I should note that it is very difficult for anti-imperialists to see their mission as being the provision of time for reflection on the nature of protests rather than castigating imperialist tendencies of protestors. I am reminded of Jean-Paul Sartre’s own contradictory remarks, chiefly his reiteration that philosophy needs time, but then he later prescribes the need to speed up the process of thinking in order for the Marxist moment of realization to happen faster.
Iranians outside of Iran who are anti-imperial, anti-war and anti-sanctions are heavily marginalized, smeared, silenced and cornered by the funded opposition. One great help would be to provide platforms for them and offer moral and professional support during these smears and help their nuanced narratives be heard.
Lastly, in my view, anti-imperialists should commit to uncovering the fallacious way notions of freedom are used, they should face the risk of being smeared, and they should keep asking questions about the relation between foreign intervention and local protests in geographies and countries afar.
Finally, what do you think the outcome of these protests will be? And if they are suppressed, what might be the long-term impact of this women-led movement on Iran?
I am not good with predictions, but any suppression – be it in the form of capital punishment or otherwise- is detrimental to developing a more nuanced anger and a smarter, more reflective response. We already see this on the ground, namely the way rightwing organizations and Western governments are given a free pass when they propose further hostile policies under the name of causes like “woman,life and freedom.” Sanctions create collective existential and intergenerational fatigue.
More women are resisting wearing the headscarf in public and this is in and of itself a huge milestone. There are some conflicting reports about how the “morality patrol” will be terminated which would be another great milestone.
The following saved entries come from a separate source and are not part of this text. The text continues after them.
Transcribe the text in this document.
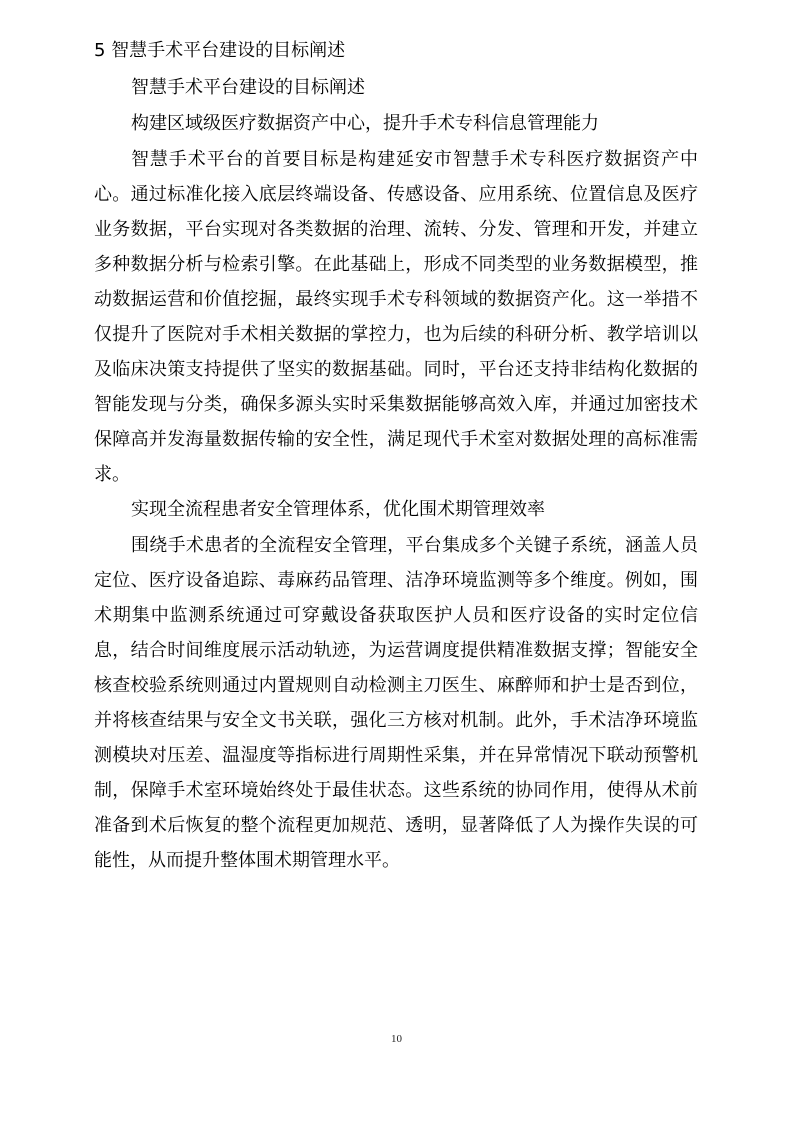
5 智慧手术平台建设的目标阐述

智慧手术平台建设的目标阐述

构建区域级医疗数据资产中心，提升手术专科信息管理能力

智慧手术平台的首要目标是构建延安市智慧手术专科医疗数据资产中心。通过标准化接入底层终端设备、传感设备、应用系统、位置信息及医疗业务数据，平台实现对各类数据的治理、流转、分发、管理和开发，并建立多种数据分析与检索引擎。在此基础上，形成不同类型的业务数据模型，推动数据运营和价值挖掘，最终实现手术专科领域的数据资产化。这一举措不仅提升了医院对手术相关数据的掌控力，也为后续的科研分析、教学培训以及临床决策支持提供了坚实的数据基础。同时，平台还支持非结构化数据的智能发现与分类，确保多源头实时采集数据能够高效入库，并通过加密技术保障高并发海量数据传输的安全性，满足现代手术室对数据处理的高标准需求。

实现全流程患者安全管理体系，优化围术期管理效率

围绕手术患者的全流程安全管理，平台集成多个关键子系统，涵盖人员定位、医疗设备追踪、毒麻药品管理、洁净环境监测等多个维度。例如，围术期集中监测系统通过可穿戴设备获取医护人员和医疗设备的实时定位信息，结合时间维度展示活动轨迹，为运营调度提供精准数据支撑；智能安全核查校验系统则通过内置规则自动检测主刀医生、麻醉师和护士是否到位，并将核查结果与安全文书关联，强化三方核对机制。此外，手术洁净环境监测模块对压差、温湿度等指标进行周期性采集，并在异常情况下联动预警机制，保障手术室环境始终处于最佳状态。这些系统的协同作用，使得从术前准备到术后恢复的整个流程更加规范、透明，显著降低了人为操作失误的可能性，从而提升整体围术期管理水平。

10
I think the funded opposition will say this is not enough and we need to do away with the whole system, which itself is a troubling stance that needs a whole interview.
Nassim Noroozi is a guest lecturer at McGill University and Concordia University in Montreal. Noroozi’s work focuses on ethics of resistance in today’s neo-colonial context and the modes of mainstream perceptions of the Iranian opposition.
Linda Martín Alcoff is a Latin-American philosopher and professor of philosophy at Hunter College, City University of New York. Alcoff specializes in social epistemology, feminist philosophy, philosophy of race, decolonial theory and continental philosophy, especially the work of Michel Foucault.